Merksatz. Gut ist keine naturalistische Eigenschaft, sondern ein Prädikat auf einer anderen Ebene. Aus einem Ist folgt kein Soll.
Vgl. die Abbildung „Der naturalistische Fehlschluss“ im Abbildungsverzeichnis; vertieft in Lecture 3.
3 Evidenz und Peer Review
Lernziele:
- Evidenzlevel als Heuristik zur Einordnung von Studien
- Die Evidenzkategorien A–D bzw. Level 1–4
- Peer Review als iteratives Verfahren der Qualitätssicherung
3.1 Was sind Evidenzlevel und was bedeuten diese?
Die Evidenzhierarchie (Level of Evidence) ist eine Heuristik, mit der die relative Stärke der Ergebnisse wissenschaftlicher Forschung bewertet wird. Über die relative Stärke epidemiologischer Großstudien besteht weitgehend Einigkeit.
| Kategorie | Quelle der Evidenz |
|---|---|
| A | Randomisierte kontrollierte Studien (RCT) mit breiter Datenbasis |
| B | RCT mit begrenzter Datenbasis |
| C | Nicht randomisierte Studien, Beobachtungsstudien |
| D | Expertenkonsens (Panel consensus judgment) |
Evidenzkategorien für Studien mit Bezug zur körperlichen Aktivität nach Garber et al. (2011).

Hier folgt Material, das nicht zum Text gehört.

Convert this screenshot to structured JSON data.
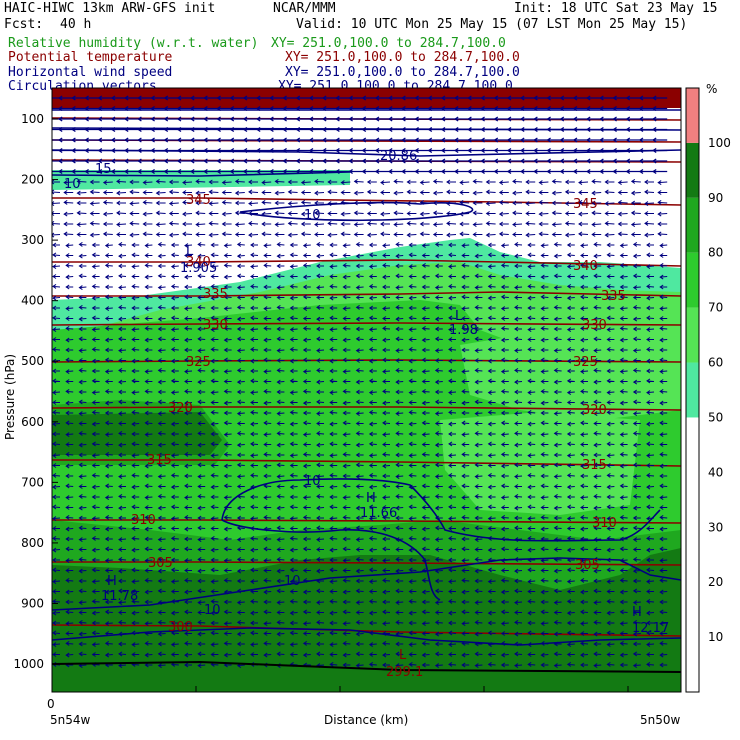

Eine parallele Systematik mit den Leveln 1–4 (Oxford Centre for Evidence-based Medicine) findet sich bei Balasubramaniam et al. (2012).

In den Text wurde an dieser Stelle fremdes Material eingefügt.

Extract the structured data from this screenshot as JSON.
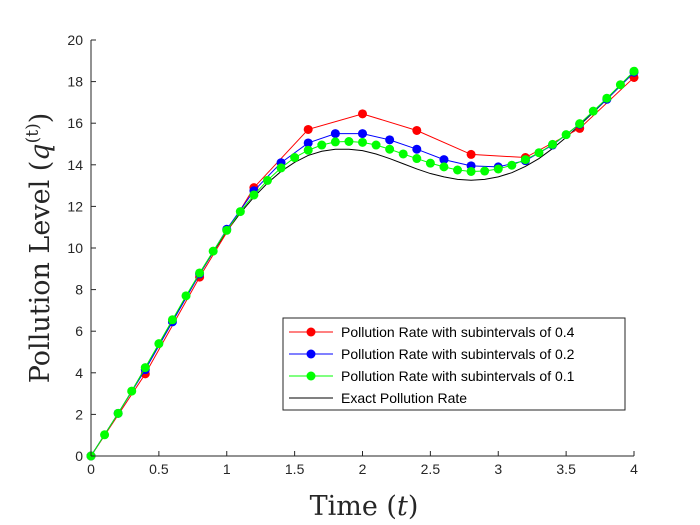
{
  "chart_data": {
    "type": "line",
    "title": "",
    "xlabel": "Time (t)",
    "xlabel_main": "Time (",
    "xlabel_var": "t",
    "xlabel_end": ")",
    "ylabel": "Pollution Level (q^(t))",
    "ylabel_main": "Pollution Level (",
    "ylabel_var": "q",
    "ylabel_sup": "(t)",
    "ylabel_end": ")",
    "xlim": [
      0,
      4
    ],
    "ylim": [
      0,
      20
    ],
    "xticks": [
      0,
      0.5,
      1,
      1.5,
      2,
      2.5,
      3,
      3.5,
      4
    ],
    "xtick_labels": [
      "0",
      "0.5",
      "1",
      "1.5",
      "2",
      "2.5",
      "3",
      "3.5",
      "4"
    ],
    "yticks": [
      0,
      2,
      4,
      6,
      8,
      10,
      12,
      14,
      16,
      18,
      20
    ],
    "ytick_labels": [
      "0",
      "2",
      "4",
      "6",
      "8",
      "10",
      "12",
      "14",
      "16",
      "18",
      "20"
    ],
    "grid": false,
    "legend_position": "bottom-right",
    "series": [
      {
        "name": "Pollution Rate with subintervals of 0.4",
        "color": "#ff0000",
        "marker": "circle",
        "x": [
          0,
          0.4,
          0.8,
          1.2,
          1.6,
          2.0,
          2.4,
          2.8,
          3.2,
          3.6,
          4.0
        ],
        "y": [
          0,
          3.95,
          8.6,
          12.9,
          15.7,
          16.45,
          15.65,
          14.5,
          14.35,
          15.75,
          18.2
        ]
      },
      {
        "name": "Pollution Rate with subintervals of 0.2",
        "color": "#0000ff",
        "marker": "circle",
        "x": [
          0,
          0.2,
          0.4,
          0.6,
          0.8,
          1.0,
          1.2,
          1.4,
          1.6,
          1.8,
          2.0,
          2.2,
          2.4,
          2.6,
          2.8,
          3.0,
          3.2,
          3.4,
          3.6,
          3.8,
          4.0
        ],
        "y": [
          0,
          2.05,
          4.15,
          6.45,
          8.75,
          10.9,
          12.75,
          14.1,
          15.05,
          15.5,
          15.5,
          15.2,
          14.75,
          14.25,
          13.95,
          13.9,
          14.2,
          14.95,
          15.95,
          17.15,
          18.45
        ]
      },
      {
        "name": "Pollution Rate with subintervals of 0.1",
        "color": "#00ff00",
        "marker": "circle",
        "x": [
          0,
          0.1,
          0.2,
          0.3,
          0.4,
          0.5,
          0.6,
          0.7,
          0.8,
          0.9,
          1.0,
          1.1,
          1.2,
          1.3,
          1.4,
          1.5,
          1.6,
          1.7,
          1.8,
          1.9,
          2.0,
          2.1,
          2.2,
          2.3,
          2.4,
          2.5,
          2.6,
          2.7,
          2.8,
          2.9,
          3.0,
          3.1,
          3.2,
          3.3,
          3.4,
          3.5,
          3.6,
          3.7,
          3.8,
          3.9,
          4.0
        ],
        "y": [
          0,
          1.02,
          2.05,
          3.12,
          4.25,
          5.4,
          6.55,
          7.7,
          8.8,
          9.85,
          10.85,
          11.75,
          12.55,
          13.25,
          13.85,
          14.35,
          14.7,
          14.95,
          15.1,
          15.12,
          15.08,
          14.95,
          14.75,
          14.52,
          14.3,
          14.08,
          13.9,
          13.75,
          13.68,
          13.7,
          13.8,
          13.98,
          14.25,
          14.58,
          14.98,
          15.45,
          15.98,
          16.58,
          17.2,
          17.85,
          18.5
        ]
      },
      {
        "name": "Exact Pollution Rate",
        "color": "#000000",
        "marker": "none",
        "x": [
          0,
          0.1,
          0.2,
          0.3,
          0.4,
          0.5,
          0.6,
          0.7,
          0.8,
          0.9,
          1.0,
          1.1,
          1.2,
          1.3,
          1.4,
          1.5,
          1.6,
          1.7,
          1.8,
          1.9,
          2.0,
          2.1,
          2.2,
          2.3,
          2.4,
          2.5,
          2.6,
          2.7,
          2.8,
          2.9,
          3.0,
          3.1,
          3.2,
          3.3,
          3.4,
          3.5,
          3.6,
          3.7,
          3.8,
          3.9,
          4.0
        ],
        "y": [
          0,
          1.02,
          2.05,
          3.12,
          4.24,
          5.38,
          6.52,
          7.65,
          8.75,
          9.8,
          10.8,
          11.68,
          12.45,
          13.12,
          13.68,
          14.12,
          14.45,
          14.65,
          14.75,
          14.75,
          14.68,
          14.52,
          14.3,
          14.05,
          13.8,
          13.58,
          13.42,
          13.3,
          13.26,
          13.3,
          13.42,
          13.62,
          13.92,
          14.3,
          14.78,
          15.32,
          15.9,
          16.52,
          17.15,
          17.8,
          18.45
        ]
      }
    ]
  }
}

Vertieft in Lecture 6: Studientypen, Studiendesigns & Evidenzlevel.
3.2 Was bedeutet Peer Review?
Der Begriff stammt aus dem Englischen: peer = Gleichrangiger, review = Begutachtung. Peer Review ist ein Verfahren zur Qualitätssicherung wissenschaftlicher Arbeiten. Wissenschaftlerinnen und Wissenschaftler stellen sich diesem Verfahren, damit der eigene Text durch die kritische Reflexion anderer, auf diesem Gebiet ausgewiesener Fachleute überprüft werden kann. Das Peer-Review-Verfahren ist ein iterativer Prozess: Begutachtung, Überarbeitung und erneute Begutachtung folgen aufeinander.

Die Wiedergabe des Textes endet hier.